Dans la nuit silencieuse, un vague murmure s’éleva : une chanson, une prière comme celle qu’on entend lorsqu’une foule récite le chapelet. Le bruit coulait, coulait, s’enflait de plus en plus. Derrière le murmure sourd, résonnait maintenant une douce musique, la plus belle musique que Joseph ait jamais entendue. Elle ressemblait à un cantique, un cantique tellement mélodieux que Joseph songea tout de suite que, seuls, les anges étaient capables d’en chanter un semblable. Il regarda Marie qui ne bougeait pas. Il regarda l’âne qui agitait ses deux oreilles en cadence. Il regarda l’Enfant, et il lui sembla qu’il souriait. N’y tenant plus, Joseph se leva. Dans l’ouverture de la grotte, il découvrit deux chérubins, accroupis, regardant extasiés leur Dieu devenu petit enfant. Leurs ailes blanches fermaient l’entrée d’une barrière de plumes hérissées. Dans l’interstice, Joseph vit s’avancer un groupe d’hommes, accompagnés de quelques moutons. Tous semblaient fort pressés ; mais devant la grotte ils s’arrêtèrent un instant, déconcertés. Il y eut un long conciliabule, dont profita un minuscule agneau pour pénétrer dans la grotte entre deux plumes et se faufiler aux pieds de Jésus. Les chérubins, au bruit de la conversation, s’étaient retournés. Devinant des amis dans le groupe indécis, ils replièrent leurs ailes. N’hésitant plus, les bergers envahirent l’étroite demeure et contemplèrent l’Enfant. Marie prit Jésus dans ses bras comme le prêtre tend l’ostensoir à la Bénédiction du Saint-Sacrement. Les bergers firent comme nous : ils s’agenouillèrent et adorèrent l’Enfant divin. Ils n’avaient pas voulu venir les mains vides (nous non plus, quand nous allons voir Jésus) ; c’est pourquoi ils lui offrirent un beau pain bis, une gourde de lait et un petit agneau blanc et propre comme un nuage égaré sur la terre.
Marie était toute joyeuse de tant d’amabilités. Vraiment, le Bon Dieu, s’Il demandait de grands sacrifices à son Fils, ne l’abandonnait pas. Elle l’aima davantage encore si c’est possible, et serra plus fort son Jésus contre son cœur.

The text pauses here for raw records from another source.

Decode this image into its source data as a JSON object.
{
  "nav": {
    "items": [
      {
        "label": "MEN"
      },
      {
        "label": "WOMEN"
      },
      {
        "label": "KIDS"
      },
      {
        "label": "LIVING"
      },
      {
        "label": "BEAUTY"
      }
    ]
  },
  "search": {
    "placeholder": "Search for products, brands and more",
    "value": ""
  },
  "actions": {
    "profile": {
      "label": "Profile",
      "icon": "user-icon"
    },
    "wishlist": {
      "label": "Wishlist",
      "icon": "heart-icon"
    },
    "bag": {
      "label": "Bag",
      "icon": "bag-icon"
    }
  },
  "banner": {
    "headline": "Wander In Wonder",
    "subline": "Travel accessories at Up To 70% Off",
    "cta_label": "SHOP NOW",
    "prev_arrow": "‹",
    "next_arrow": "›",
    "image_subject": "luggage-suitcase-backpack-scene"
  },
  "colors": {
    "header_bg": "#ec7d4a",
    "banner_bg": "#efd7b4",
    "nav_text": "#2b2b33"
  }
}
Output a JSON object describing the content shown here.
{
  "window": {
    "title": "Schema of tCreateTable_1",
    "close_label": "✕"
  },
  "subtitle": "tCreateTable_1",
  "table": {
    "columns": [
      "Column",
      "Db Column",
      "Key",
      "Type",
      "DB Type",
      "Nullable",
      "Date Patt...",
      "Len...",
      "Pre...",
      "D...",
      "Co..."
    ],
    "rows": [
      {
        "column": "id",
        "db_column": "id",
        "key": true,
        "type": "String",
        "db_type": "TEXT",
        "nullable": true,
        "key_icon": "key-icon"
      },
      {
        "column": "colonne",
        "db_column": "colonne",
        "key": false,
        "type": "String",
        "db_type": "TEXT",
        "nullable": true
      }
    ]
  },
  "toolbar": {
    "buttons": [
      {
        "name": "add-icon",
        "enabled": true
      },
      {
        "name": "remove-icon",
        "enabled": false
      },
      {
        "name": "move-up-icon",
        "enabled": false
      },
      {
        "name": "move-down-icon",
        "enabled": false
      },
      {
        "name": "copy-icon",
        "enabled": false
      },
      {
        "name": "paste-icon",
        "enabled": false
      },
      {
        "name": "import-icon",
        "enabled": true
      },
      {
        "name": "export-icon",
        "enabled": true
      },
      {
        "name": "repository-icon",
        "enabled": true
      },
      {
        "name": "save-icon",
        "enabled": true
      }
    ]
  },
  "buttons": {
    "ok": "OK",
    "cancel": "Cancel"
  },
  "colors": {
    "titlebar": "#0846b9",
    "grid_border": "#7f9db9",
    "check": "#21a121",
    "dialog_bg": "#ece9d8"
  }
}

L’enfant sourit, d’un adorable sourire qui ravit les bergers, les moutons et l’âne. Les anges entonnèrent le beau cantique que vous connaissez tous : le « Gloria ». Les bergers reprirent le refrain de leurs voix mâles et rudes. L’âne voulut les accompagner, mais sa voix était trop fausse. Joseph dut le faire taire ; alors, il se contenta de battre la mesure avec le bout de sa queue grise.